Example Technologies:

  • Build Automation:  Ant, Maven, Make
  • Continuous Integration: Jenkins, Cruise Control, Bamboo
  • Test Automation: Silk Test, EggPlant, Test Complete, Coded UI, Selenium, Postman
  • Continuous Deployment: Jenkins, Bamboo, Prism, Microsoft DevOps

2. Cloud platforms and Virtualisation as development and test environments

Today, most software products are built to support multiple platforms, be it operating systems, application servers, databases, or Internet browsers. Software development teams need to test their products in all of these environments in-house prior to releasing them to the market.

This presents the challenge of creating all of these environments as well as maintaining them. These challenges increase in complexity as development and test teams become more geographically distributed. In these circumstances, the use of cloud platforms and virtualisation helps, especially as these platforms have recently been widely adopted in all industries.

Automation on cloud and virtualised platforms enables delivery teams to rapidly spin up/down environments optimising infrastructure utilisation aligned with demand while, similar to maintaining code and configuration version history for our products, also maintain the version history of all supported platforms. Automated cloud platforms and virtualisation introduces flexibility that optimises infrastructure utilisation and the delivery footprint as demand changes – bringing savings across the overall delivery life-cycle.

Example:

When a build and release engineer changes configurations for the target platform – the operating system, database, or application server settings – the whole platform can be built and a snapshot of it created and deployed to the relevant target platforms.

Virtualisation: The virtual machine (VM) is automatically provisioned from the snapshot of base operating system VM, appropriate configurations are deployed and the rest of the platform and application components are automatically deployed.

Cloud: Using a solution provider like Azure or AWS to deliver Infrastructure-as-a-Service (IaaS) and Platform as a Service (PaaS), new configurations can be introduced in a new environment instance, instantiated, and configured as an environment for development, testing, staging or production hosting. This is crucial for flexibility and productivity, as it takes minutes instead of weeks to adapt to configuration changes. With automation, the process becomes repeatable, quick, and streamlines communication across different teams within the Tech-hub.

3. Distributed version control systems

Distributed version control systems (DVCS), for example GIT, Perforce or Mercurial, introduces flexibility for teams to collaborate at the code level. The fundamental design principle behind DVCS is that each user keeps a self-contained repository with complete version history on one’s local computer. There is no need for a privileged master repository, although most teams designate one as a best practice. DVCS allow developers to work offline and commit changes locally.

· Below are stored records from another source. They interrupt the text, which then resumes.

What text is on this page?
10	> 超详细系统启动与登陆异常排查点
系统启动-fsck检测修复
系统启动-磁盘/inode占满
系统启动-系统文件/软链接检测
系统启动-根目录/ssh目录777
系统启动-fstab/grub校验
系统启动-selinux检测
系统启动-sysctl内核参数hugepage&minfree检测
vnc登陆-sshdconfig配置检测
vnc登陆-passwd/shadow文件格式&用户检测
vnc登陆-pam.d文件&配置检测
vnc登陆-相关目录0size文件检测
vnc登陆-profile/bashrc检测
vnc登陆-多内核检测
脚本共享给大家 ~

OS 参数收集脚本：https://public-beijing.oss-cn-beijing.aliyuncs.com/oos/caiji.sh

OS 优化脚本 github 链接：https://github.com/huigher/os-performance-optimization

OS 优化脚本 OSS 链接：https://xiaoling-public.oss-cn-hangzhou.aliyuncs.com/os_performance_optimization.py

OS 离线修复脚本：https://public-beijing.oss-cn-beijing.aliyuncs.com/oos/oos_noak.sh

As developers complete their changes for an assigned story or feature set, they push their changes to the central repository as a release candidate. DVCS offers a fundamentally new way to collaborate, as  developers can commit their changes frequently without disrupting the main codebase or trunk. This becomes useful when teams are exploring new ideas or experimenting as well as enabling rapid team scalability with reduced disruption.

DVCS is a powerful enabler for the team that utilise an agile-feature-based branching strategy. This encourages development teams to continue to work on their features (branches) as they get ready, having fully tested their changes locally, to load them into next release cycle. In this scenario, developers are able to work on and merge their feature branches to a local copy of the repository.After standard reviews and quality checks will the changes then be merged into the main repository.

To conclude

Adopting these three major trends in the delivery life-cycle enables a organisation to imbed proper release management as a strategic competitive advantage. Implementing these best practices will obviously require strategic planning and an investment of time in the early phases of your project or team maturity journey – this will reduce the organisational and change management efforts to get to market quicker.